The UK finance minister, Rishi Sunak, has also commissioned the Royal Mint to create and issue an NFT by summer 2022, as an “an emblem of the forward looking approach we are determined to take.”

Glen went on to describe the UK’s move towards crypto as the government “widening the gaze” of its work on crypto regulation and developing new  rules to create a “world-leading regime for the rest of the market”.


Amenitiz secures USD $30m to expand European presence

Amenitiz, an SaaS maker which sells software-as-a-service to streamline the administration of B&Bs and independent hotels, has secured USD $30m (£22.8m) in a Series A funding round. 

The funding round was led by Eight Roads, with Chalfen Ventures and current investors Backed, Point-Nine, and Otium Capital, and comes only a few months after the start-up announced a USD $7.5m (£5.7m) seed.

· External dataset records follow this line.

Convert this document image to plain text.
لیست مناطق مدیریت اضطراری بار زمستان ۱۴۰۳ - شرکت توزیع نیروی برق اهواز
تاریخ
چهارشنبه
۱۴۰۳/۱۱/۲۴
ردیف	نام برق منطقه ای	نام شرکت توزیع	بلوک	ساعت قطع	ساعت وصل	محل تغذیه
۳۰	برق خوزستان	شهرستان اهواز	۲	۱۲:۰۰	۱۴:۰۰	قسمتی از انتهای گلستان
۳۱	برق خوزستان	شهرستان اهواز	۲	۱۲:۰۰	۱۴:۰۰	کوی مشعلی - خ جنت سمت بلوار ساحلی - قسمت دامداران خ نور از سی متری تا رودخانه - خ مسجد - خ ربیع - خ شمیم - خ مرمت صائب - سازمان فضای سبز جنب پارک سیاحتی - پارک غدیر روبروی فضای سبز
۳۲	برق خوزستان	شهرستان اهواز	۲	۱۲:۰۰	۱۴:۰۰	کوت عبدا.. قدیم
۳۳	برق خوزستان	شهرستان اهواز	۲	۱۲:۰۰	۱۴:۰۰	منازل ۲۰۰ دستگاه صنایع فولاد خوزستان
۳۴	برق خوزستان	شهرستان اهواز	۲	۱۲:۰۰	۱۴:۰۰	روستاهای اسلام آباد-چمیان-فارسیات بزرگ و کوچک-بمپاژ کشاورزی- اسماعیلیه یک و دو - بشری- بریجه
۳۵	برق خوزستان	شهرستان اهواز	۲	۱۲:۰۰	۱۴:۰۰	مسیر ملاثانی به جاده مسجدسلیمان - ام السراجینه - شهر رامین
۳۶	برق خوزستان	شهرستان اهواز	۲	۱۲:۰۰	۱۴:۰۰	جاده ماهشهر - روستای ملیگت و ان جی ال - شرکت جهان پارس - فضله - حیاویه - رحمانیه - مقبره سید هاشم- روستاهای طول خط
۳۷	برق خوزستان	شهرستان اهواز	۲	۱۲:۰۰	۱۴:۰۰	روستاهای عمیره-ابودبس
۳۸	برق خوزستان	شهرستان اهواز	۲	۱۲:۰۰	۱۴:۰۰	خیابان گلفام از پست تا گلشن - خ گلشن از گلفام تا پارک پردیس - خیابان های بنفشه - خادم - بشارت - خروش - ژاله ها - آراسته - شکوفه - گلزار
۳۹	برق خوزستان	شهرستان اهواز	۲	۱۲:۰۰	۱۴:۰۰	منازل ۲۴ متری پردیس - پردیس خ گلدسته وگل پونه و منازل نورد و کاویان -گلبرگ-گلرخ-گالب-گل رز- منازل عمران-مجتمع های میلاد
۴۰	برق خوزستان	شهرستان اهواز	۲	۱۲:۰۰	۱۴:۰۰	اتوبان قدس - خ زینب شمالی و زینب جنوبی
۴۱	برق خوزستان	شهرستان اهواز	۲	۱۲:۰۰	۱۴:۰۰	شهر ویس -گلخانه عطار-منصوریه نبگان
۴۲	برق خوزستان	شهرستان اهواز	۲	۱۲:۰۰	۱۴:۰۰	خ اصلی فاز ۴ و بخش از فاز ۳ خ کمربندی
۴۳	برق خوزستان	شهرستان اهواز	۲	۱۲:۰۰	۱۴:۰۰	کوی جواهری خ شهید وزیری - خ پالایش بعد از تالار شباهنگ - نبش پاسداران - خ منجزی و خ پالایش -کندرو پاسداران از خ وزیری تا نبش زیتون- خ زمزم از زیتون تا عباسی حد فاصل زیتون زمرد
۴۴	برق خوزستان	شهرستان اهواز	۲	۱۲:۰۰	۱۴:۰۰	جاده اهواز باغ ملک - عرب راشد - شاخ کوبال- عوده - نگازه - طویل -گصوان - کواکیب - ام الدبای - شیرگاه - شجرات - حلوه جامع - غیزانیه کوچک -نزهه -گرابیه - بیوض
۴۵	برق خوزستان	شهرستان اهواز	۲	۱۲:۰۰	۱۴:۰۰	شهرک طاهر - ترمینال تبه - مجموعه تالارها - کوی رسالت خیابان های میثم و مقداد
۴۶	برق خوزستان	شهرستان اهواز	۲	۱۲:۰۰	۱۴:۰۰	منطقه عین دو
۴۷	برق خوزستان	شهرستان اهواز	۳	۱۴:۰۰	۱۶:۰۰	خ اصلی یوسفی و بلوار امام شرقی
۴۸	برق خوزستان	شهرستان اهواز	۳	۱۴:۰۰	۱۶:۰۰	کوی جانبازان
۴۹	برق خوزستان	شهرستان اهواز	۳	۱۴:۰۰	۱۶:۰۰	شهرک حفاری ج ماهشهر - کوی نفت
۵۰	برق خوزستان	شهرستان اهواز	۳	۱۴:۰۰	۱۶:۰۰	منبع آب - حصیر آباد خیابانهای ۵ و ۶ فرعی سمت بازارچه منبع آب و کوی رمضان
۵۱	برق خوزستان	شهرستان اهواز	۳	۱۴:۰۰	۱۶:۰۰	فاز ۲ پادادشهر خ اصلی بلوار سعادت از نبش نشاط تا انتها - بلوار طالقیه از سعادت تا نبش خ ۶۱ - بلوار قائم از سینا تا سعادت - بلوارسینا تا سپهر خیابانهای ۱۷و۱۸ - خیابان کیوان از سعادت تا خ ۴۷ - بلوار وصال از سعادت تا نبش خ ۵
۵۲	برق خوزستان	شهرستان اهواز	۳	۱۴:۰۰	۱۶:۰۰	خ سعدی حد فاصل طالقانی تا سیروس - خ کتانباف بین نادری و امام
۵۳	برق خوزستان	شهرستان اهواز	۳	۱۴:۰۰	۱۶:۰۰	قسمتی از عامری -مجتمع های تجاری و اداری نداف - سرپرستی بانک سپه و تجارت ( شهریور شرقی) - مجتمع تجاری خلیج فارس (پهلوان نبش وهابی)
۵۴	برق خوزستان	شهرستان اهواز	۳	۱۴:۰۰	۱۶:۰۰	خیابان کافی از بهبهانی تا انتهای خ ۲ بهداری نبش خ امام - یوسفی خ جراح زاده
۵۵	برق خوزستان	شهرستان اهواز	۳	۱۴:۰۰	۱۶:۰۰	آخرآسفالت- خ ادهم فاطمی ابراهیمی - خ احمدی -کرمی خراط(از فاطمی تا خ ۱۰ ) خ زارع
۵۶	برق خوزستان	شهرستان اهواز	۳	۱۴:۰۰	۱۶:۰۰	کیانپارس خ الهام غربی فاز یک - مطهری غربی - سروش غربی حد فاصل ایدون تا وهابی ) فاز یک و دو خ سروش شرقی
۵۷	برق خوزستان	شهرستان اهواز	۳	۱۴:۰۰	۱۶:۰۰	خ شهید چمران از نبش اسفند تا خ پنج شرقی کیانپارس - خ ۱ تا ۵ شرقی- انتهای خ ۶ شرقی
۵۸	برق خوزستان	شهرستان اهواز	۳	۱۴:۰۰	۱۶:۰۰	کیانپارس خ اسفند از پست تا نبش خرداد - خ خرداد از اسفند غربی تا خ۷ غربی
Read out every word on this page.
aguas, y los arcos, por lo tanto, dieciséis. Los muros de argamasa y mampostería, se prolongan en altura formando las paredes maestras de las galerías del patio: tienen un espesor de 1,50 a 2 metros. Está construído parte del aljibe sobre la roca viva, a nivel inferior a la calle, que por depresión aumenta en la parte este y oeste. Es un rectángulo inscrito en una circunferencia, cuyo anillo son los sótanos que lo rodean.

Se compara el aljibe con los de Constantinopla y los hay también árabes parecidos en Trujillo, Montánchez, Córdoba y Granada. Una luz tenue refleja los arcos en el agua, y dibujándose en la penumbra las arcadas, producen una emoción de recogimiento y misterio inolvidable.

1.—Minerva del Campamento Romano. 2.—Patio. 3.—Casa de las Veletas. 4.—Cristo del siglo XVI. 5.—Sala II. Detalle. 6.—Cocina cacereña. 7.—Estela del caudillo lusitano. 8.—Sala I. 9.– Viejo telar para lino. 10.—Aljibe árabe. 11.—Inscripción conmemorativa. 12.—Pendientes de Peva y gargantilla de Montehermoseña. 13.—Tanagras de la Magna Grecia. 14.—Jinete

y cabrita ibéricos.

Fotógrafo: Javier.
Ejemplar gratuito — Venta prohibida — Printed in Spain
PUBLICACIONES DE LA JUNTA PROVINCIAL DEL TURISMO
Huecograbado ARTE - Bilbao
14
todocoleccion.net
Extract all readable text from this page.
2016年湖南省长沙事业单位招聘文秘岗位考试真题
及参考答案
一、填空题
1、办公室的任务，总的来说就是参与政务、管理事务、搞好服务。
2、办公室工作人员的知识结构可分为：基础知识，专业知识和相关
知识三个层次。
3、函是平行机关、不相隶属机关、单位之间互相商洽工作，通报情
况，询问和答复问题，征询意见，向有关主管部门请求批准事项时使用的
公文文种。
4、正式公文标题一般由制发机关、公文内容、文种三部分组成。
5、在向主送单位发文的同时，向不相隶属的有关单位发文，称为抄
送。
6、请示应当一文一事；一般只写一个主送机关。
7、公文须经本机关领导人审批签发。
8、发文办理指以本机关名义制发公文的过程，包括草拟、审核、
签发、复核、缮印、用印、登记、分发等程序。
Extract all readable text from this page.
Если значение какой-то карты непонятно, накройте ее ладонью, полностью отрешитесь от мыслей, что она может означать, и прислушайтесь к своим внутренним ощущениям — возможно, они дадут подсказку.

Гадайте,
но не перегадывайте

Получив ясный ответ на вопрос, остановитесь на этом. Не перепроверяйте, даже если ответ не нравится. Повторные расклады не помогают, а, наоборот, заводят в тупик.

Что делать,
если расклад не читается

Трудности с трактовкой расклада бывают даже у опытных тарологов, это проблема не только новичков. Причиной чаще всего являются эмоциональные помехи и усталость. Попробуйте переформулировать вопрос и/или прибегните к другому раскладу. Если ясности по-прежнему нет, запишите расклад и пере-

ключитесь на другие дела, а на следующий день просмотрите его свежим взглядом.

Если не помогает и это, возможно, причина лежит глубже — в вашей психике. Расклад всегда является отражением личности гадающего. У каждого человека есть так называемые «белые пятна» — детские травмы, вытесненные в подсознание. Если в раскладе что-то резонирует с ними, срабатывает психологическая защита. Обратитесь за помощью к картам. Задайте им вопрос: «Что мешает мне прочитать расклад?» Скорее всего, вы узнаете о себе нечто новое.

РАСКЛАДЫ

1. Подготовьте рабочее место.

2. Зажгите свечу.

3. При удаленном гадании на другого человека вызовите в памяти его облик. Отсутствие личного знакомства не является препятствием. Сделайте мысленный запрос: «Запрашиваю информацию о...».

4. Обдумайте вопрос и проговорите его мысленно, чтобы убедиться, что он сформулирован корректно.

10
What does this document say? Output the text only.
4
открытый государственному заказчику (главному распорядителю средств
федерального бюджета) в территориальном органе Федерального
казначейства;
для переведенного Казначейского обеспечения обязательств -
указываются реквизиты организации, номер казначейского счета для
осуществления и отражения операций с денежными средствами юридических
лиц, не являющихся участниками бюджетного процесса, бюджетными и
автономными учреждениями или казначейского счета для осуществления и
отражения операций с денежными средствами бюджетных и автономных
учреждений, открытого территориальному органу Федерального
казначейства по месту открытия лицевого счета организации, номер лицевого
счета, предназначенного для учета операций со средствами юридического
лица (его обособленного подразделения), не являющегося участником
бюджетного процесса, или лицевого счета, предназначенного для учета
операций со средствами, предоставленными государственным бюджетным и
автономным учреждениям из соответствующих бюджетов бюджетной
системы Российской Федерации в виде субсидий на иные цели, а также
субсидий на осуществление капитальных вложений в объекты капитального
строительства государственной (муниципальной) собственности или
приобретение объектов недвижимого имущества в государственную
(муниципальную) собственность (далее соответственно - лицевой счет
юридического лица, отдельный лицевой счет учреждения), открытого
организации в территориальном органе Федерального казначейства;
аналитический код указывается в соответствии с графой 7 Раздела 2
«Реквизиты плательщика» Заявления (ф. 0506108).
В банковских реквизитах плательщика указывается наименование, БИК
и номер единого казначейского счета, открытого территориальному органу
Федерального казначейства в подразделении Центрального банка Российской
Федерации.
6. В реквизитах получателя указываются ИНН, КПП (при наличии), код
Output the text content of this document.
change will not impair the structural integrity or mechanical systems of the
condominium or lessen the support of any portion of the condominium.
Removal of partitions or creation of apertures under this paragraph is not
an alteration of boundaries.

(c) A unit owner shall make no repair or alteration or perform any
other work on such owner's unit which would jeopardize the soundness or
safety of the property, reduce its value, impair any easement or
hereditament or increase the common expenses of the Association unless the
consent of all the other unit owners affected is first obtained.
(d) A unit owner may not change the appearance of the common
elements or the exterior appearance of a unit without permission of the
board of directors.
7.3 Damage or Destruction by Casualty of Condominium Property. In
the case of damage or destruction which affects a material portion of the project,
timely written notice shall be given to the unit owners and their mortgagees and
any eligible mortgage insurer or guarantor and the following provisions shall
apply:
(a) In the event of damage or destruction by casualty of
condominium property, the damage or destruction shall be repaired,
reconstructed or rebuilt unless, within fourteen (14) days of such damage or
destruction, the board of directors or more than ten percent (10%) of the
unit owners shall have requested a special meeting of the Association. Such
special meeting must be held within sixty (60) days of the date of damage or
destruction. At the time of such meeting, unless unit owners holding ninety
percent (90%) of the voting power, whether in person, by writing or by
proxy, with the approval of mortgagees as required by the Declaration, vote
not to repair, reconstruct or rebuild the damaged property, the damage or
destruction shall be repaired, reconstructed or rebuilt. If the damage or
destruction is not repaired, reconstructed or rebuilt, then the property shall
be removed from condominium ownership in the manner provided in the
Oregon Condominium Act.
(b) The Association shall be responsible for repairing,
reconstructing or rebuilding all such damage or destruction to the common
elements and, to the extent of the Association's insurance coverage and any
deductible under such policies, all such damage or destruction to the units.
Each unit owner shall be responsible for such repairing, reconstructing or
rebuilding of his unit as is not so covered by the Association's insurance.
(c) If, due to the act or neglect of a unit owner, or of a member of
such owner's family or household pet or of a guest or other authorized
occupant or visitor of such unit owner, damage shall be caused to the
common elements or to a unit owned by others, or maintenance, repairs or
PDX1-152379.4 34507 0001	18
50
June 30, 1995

Founded in 2018, Amenitiz’s fully-integrated software platform allows hotels and B&Bs to run day-to-day operations, such as guest management, invoicing, and communication. Amenitiz’s platform also hosts a website builder and a channel manager, helping independent hotels and guest houses to manage third-party platforms where their property may be advertised (e.g. booking.com, Expedia etc), in addition to connecting customers to third party software tools for any extra requirements they may have.

The funding secured in this Series A round will be used to expand Amenitiz’s presence in Europe, and enhance its product offering. The Barcelona-based start-up also has plans to develop its team, planning to grow from 150 people to about 350 by the end of 2022.

Speaking to TechCrunch, Amenitiz’s CEO, Alexandre Guinefolleau, said,  “When we raised our seed round with Point-Nine, we did it with very specific goals in mind. We wanted to build our internationalisation playbook with the opening of Spain and Italy, launch AmenitizPay to simplify the way our hotels manage payments and start recruiting some strong leadership while also scaling the team (which we have done from 30 to 150 employees in 2021).

“With all those boxes ticked and seeing strong investor interest, we decided that now would be a good time to accelerate, raise another round and keep scaling in Europe.”